Il a fallu attendre novembre 2014 pour que la France annonce qu’elle ne livrera pas à la Russie les deux navires porte-hélicoptères Mistral, vendus par contrat en 2011, tant que durera la crise ukrainienne. Et décembre pour que le ministre de la Défense ajoute qu’ils ne seront sans doute jamais envoyés. Jusqu’au dernier moment, François Hollande a semblé croire que Vladimir Poutine, qui aime tant montrer ses muscles au sens propre comme au sens figuré, pourrait par la grâce de Dieu ou de la diplomatie se muer en homme de paix.
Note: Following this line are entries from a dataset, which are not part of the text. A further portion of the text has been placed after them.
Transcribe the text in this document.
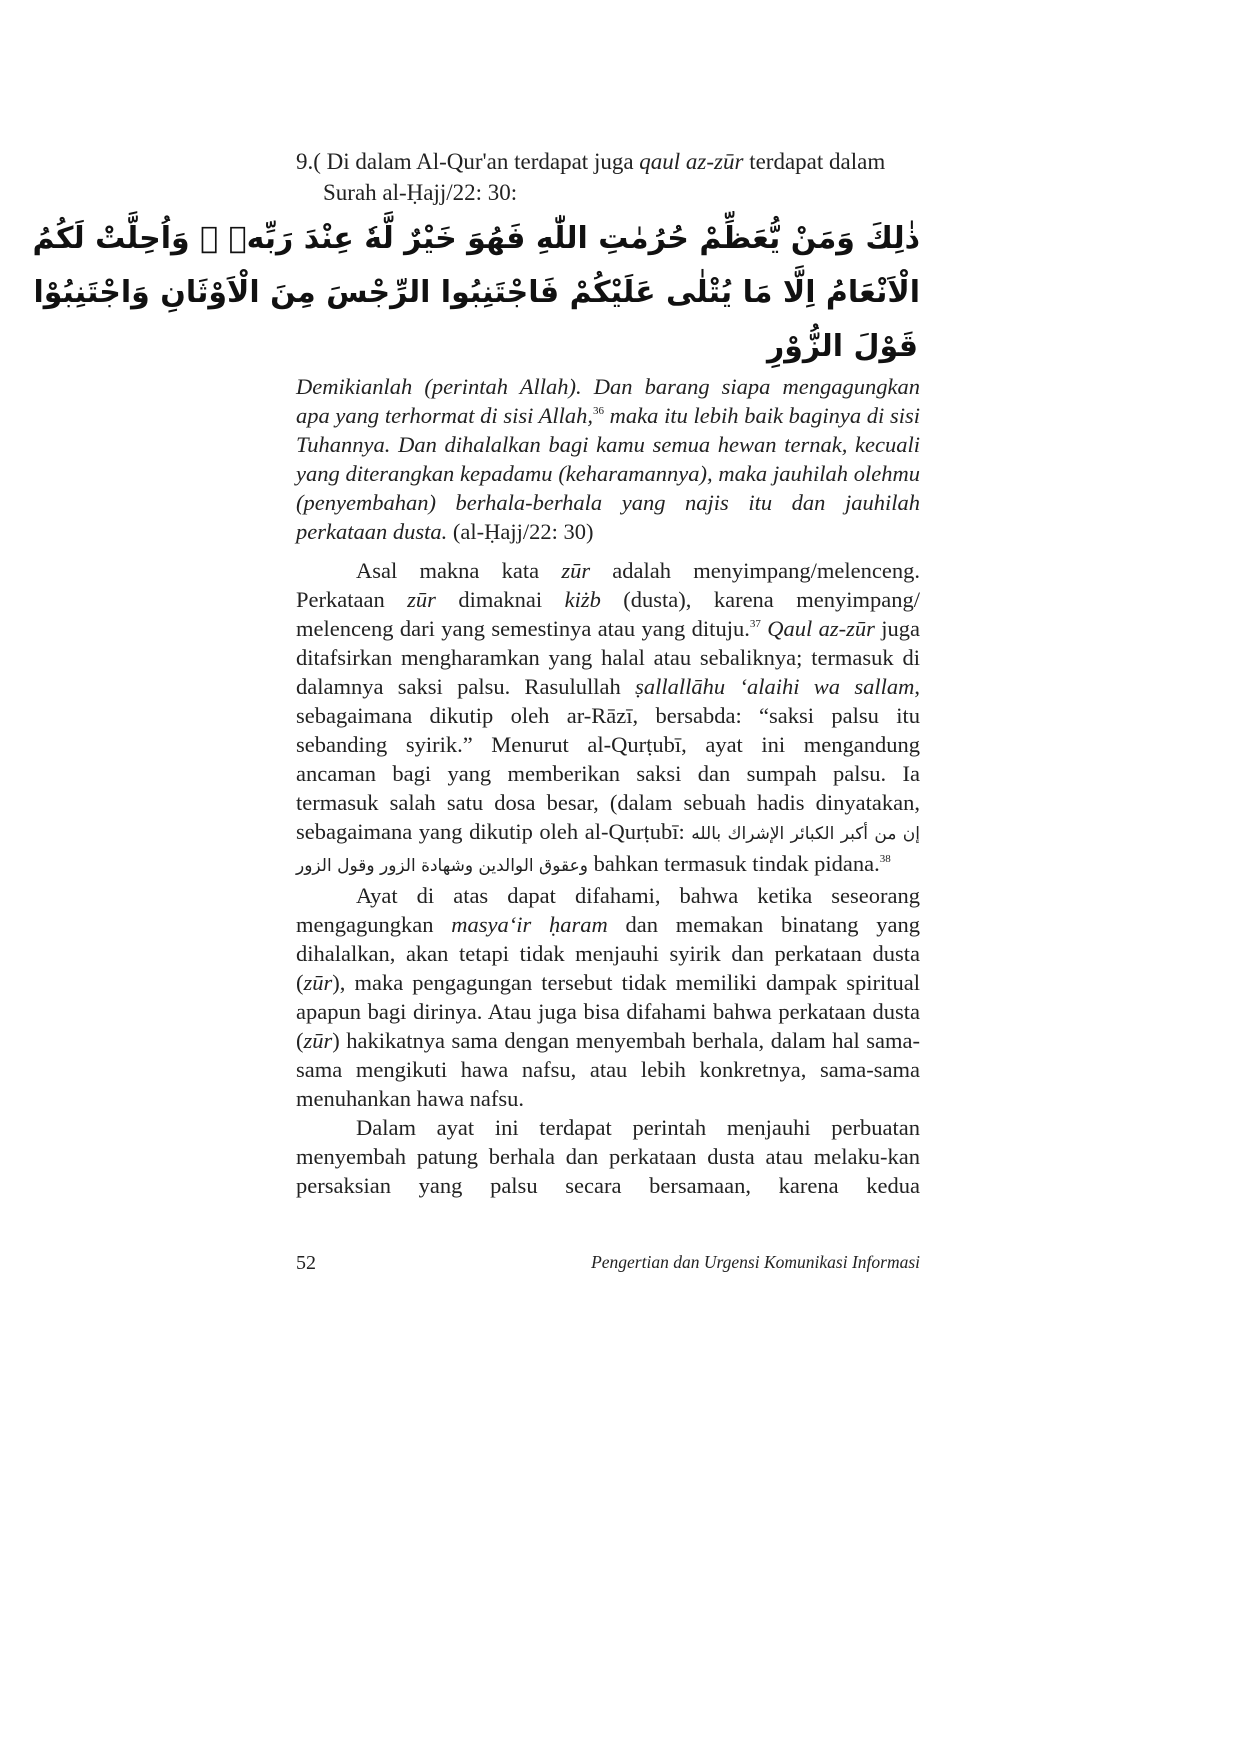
9.( Di dalam Al-Qur'an terdapat juga qaul az-zūr terdapat dalam
Surah al-Ḥajj/22: 30:
ذٰلِكَ وَمَنْ يُّعَظِّمْ حُرُمٰتِ اللّٰهِ فَهُوَ خَيْرٌ لَّهٗ عِنْدَ رَبِّهٖ ۗ وَاُحِلَّتْ لَكُمُ
الْاَنْعَامُ اِلَّا مَا يُتْلٰى عَلَيْكُمْ فَاجْتَنِبُوا الرِّجْسَ مِنَ الْاَوْثَانِ وَاجْتَنِبُوْا
قَوْلَ الزُّوْرِ

Demikianlah (perintah Allah). Dan barang siapa mengagungkan apa yang terhormat di sisi Allah,$^{36}$ maka itu lebih baik baginya di sisi Tuhannya. Dan dihalalkan bagi kamu semua hewan ternak, kecuali yang diterangkan kepadamu (keharamannya), maka jauhilah olehmu (penyembahan) berhala-berhala yang najis itu dan jauhilah perkataan dusta. (al-Ḥajj/22: 30)

Asal makna kata zūr adalah menyimpang/melenceng. Perkataan zūr dimaknai kiżb (dusta), karena menyimpang/ melenceng dari yang semestinya atau yang dituju.$^{37}$ Qaul az-zūr juga ditafsirkan mengharamkan yang halal atau sebaliknya; termasuk di dalamnya saksi palsu. Rasulullah ṣallallāhu ‘alaihi wa sallam, sebagaimana dikutip oleh ar-Rāzī, bersabda: “saksi palsu itu sebanding syirik.” Menurut al-Qurṭubī, ayat ini mengandung ancaman bagi yang memberikan saksi dan sumpah palsu. Ia termasuk salah satu dosa besar, (dalam sebuah hadis dinyatakan, sebagaimana yang dikutip oleh al-Qurṭubī: إن من أكبر الكبائر الإشراك بالله وعقوق الوالدين وشهادة الزور وقول الزور bahkan termasuk tindak pidana.$^{38}$

Ayat di atas dapat difahami, bahwa ketika seseorang mengagungkan masya‘ir ḥaram dan memakan binatang yang dihalalkan, akan tetapi tidak menjauhi syirik dan perkataan dusta (zūr), maka pengagungan tersebut tidak memiliki dampak spiritual apapun bagi dirinya. Atau juga bisa difahami bahwa perkataan dusta (zūr) hakikatnya sama dengan menyembah berhala, dalam hal sama-sama mengikuti hawa nafsu, atau lebih konkretnya, sama-sama menuhankan hawa nafsu.

Dalam ayat ini terdapat perintah menjauhi perbuatan menyembah patung berhala dan perkataan dusta atau melaku-kan persaksian yang palsu secara bersamaan, karena kedua

52	Pengertian dan Urgensi Komunikasi Informasi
Un entretien. En arrivant le 6 décembre à Moscou pour une escale impromptue après sa visite au Kazakhstan, alors que les dirigeants européens semblaient d'accord pour, dans le cadre des sanctions prises après l'annexion de la Crimée, bouder Moscou en raison de son implication en Ukraine, le président français s'écriait : «Il y a des périodes où il faut saisir des occasions. Nous en sommes arrivés là.» François Hollande convenait, après l'entretien avec son homologue russe : «Je pense que nous devons éviter qu'il y ait d'autres murs qui viennent [nous] séparer. A un moment, il faut être aussi capable de dépasser les obstacles et trouver les solutions.»
Format Normandie. Cinq mois plus tard, force est de constater qu'aucune solution n'est en vue. Les accords dits de «Minsk 2», signés en février, ne sont guère plus respectés que «Minsk 1», de septembre 2014. Chacune de ces trêves a été marquée par un agrandissement du territoire contrôlé par les prorusses dans l'est de l'Ukraine.
Depuis cette visite qui n'a débouché sur rien et cet accord boiteux de cessez-le-feu conclu dans le cadre du «format Normandie» (entre l'Allemagne, la France, la Russie et l'Ukraine, à savoir le quatuor réuni en juin 2014 lors des cérémonies du 70e anniversaire du Débarquement), Paris continue de célébrer l'esprit de dialogue, mais n'y croit plus vraiment.
François Hollande a préféré boycotter le défilé commémorant la victoire sur le nazisme à Moscou, au grand dam des philorusses français, comme le parti de Jean-Luc Mélenchon et celui de Marine Le Pen. Nicolas Sarkozy, qui a vendu les Mistral, ne pipe pas mot. Surtout qu’ils vont coûter très cher à la France, Moscou n’entendant pas se contenter de la proposition de Paris de rembourser les sommes déjà versées à condition de pouvoir vendre leurs navires à un autre pays. Car la Russie est au moins aussi dur en affaires qu’en politique.